Dans le contexte, le verbe - qui veut bel et bien dire « heurté » a été utilisé dans ce sens :


> Atteindre, toucher violemment. Frapper un cycliste, un mur.


 
Plutôt que d'être _frappé d'un coup de poignard_... il a été _frappé_ (_de plein fouet/à mort_) _par un train_. Disons que dans notre vocabulaire, s'il est _frappé_... il est _heurté... _plus violemment.

Mais on dit bel et bien : _*Vieil* homme_


----------



## tilt

Nicomon said:


> Plutôt que d'être _frappé d'un coup de poignard_... il a été _frappé_ (_de plein fouet/à mort_) _par un train_. Disons que dans notre vocabulaire, s'il est _frappé_... il est _heurté... _plus violemment.


Ce n'est pas aberrant. 
Être _heurté _ou être _frappé _par quelqu'un, ce n'est pas la même chose, et le second est toujours plus violent que le premier.
Et puis en France, on dit bien _frappé par la foudre_, par exemple. Alors pourquoi pas par un train ?


----------



## Aoyama

On dit bien "vieil homme" mais on ne verrait jamais (au moins en France) un titre de journal du genre "Vieil homme frappé par un train".
"Une personne âgée // un homme âgé renversé / *happé* par un train"
On pourrait aussi avoir : "un septuagénaire, un octogénaire renversé ...".


----------



## Nicomon

Je ne crois pas que le but du forum soit de discuter du style des journalistes québécois.

sleepymarmot a demandé - il y a près de deux ans - la signification de la phrase, et confirmé au post #9 qu'il était bel et bien écrit *vieil* et non *vieux*, contrairement à ce que le titre du fil laisse entendre. Mais personne n'avait élucidé l'emploi du verbe _frapper_. 

Wildan, qui avait peut-être lu comme moi le post #10 de *cet autre fil*, a donc « réveillé » le sujet aujourd'hui, et l'usage québécois de _frapper_ a été confirmé... par une québécoise. Restons-en là, s'il-vous-plait. 

Pour un québécois _frapper_, au risque de me répéter, ce n'est pas du tout _happer_ ni même _renverser_ (qui est plus proche).

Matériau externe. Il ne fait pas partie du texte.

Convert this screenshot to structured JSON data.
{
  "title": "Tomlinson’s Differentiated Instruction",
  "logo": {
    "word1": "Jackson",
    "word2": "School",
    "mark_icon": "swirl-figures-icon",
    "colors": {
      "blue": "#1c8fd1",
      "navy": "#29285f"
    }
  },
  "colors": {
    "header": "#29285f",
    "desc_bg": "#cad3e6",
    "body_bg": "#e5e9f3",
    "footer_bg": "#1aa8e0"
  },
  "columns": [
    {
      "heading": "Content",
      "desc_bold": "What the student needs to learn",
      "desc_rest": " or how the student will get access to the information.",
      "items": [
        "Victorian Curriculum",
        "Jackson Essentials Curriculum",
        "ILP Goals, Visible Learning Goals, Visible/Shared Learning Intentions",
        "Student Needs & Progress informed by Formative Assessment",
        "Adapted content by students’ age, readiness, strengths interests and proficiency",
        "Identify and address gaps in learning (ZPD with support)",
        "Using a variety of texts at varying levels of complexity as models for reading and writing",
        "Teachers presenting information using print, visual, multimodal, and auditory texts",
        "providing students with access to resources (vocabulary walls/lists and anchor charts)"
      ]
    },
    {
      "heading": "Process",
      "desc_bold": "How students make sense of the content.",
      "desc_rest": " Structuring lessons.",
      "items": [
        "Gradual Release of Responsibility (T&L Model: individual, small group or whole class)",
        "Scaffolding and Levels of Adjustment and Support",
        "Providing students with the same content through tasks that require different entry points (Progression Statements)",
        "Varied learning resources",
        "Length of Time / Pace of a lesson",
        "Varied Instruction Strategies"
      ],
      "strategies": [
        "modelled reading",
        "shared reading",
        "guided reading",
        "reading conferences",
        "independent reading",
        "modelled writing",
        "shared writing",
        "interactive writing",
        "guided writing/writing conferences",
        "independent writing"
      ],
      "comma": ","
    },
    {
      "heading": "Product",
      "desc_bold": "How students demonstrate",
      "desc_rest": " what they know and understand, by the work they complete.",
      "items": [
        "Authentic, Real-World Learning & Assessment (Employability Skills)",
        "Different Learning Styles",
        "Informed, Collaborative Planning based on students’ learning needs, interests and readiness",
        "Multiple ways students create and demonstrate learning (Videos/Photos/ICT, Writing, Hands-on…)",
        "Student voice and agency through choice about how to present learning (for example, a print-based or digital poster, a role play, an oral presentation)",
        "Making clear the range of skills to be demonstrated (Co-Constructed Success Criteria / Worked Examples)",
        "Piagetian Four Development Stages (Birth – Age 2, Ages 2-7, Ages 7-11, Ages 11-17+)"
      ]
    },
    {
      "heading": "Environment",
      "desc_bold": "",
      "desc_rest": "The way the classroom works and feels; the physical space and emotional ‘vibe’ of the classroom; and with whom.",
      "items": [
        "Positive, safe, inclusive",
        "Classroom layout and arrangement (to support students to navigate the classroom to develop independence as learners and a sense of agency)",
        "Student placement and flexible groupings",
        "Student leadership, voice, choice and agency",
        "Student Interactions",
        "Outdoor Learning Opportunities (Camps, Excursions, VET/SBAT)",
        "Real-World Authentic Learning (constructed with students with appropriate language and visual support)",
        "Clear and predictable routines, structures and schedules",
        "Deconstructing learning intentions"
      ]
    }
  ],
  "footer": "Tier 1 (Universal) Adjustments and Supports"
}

C'est plus violent.

*Edit* : Et puis... merci, tilt, pour ta réponse du #15.


----------



## geostan

Courant ou non, l'emploi est critiqué par la BDL.

http://bdl.oqlf.gouv.qc.ca/bdl/gabarit_bdl.asp?t1=1&id=1054

J'avoue que je ne le dirais pas, ce qui en aucune façon ne contredit ce qu'a dit Nico.


----------



## Nicomon

Voici donc ce que dit la BDL:


> L’emploi du verbe _frapper_ est fautif au sens de « heurter, entrer en collision ». La confusion de sens vient du fait qu’en anglais _to hit_ a le sens de « frapper, heurter ».

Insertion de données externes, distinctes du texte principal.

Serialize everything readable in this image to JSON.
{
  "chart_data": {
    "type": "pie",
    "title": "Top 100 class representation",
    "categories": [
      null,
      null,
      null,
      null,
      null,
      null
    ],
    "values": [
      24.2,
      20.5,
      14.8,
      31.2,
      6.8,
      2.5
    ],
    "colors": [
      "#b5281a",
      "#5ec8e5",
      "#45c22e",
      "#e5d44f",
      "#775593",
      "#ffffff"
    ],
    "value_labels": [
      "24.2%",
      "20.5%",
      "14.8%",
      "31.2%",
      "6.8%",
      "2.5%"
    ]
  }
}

 Dans notre exemple, l'homme n'est pas entré en collision avec le train, c'est le train qui l'a... frappé de plein fouet. 
À mon avis, c'est similaire à l'exemple qu'on voit plus haut :





> La balle l’a *frappé *en plein front.


 Comme : _il a été frappé par la foudre_ / _la foudre l'a frappé _

Définition du Larousse (semblable à celle d'Antidote, que j'ai mise au post #14 :


> En parlant d'un objet, venir heurter quelque chose, l'atteindre : La balle vint frapper le fronton.


 
Je n'oblige personne à le dire, mais je continue de penser que _frappé_, dans ce contexte, est plus « violent » que _heurté,_ à mois de préciser _heurté de plein fouet. _
Va pour : _la skieuse a heurté son entraineur_ (un des exemples trouvés sur la page de la BDL) mais à mon avis, un train qui te fonce dessus... _ça frappe! _


----------



## Pedro y La Torre

geostan said:


> Courant ou non, l'emploi est critiqué par la BDL.
> 
> http://bdl.oqlf.gouv.qc.ca/bdl/gabarit_bdl.asp?t1=1&id=1054
> 
> J'avoue que je ne le dirais pas, ce qui en aucune façon ne contredit ce qu'a dit Nico.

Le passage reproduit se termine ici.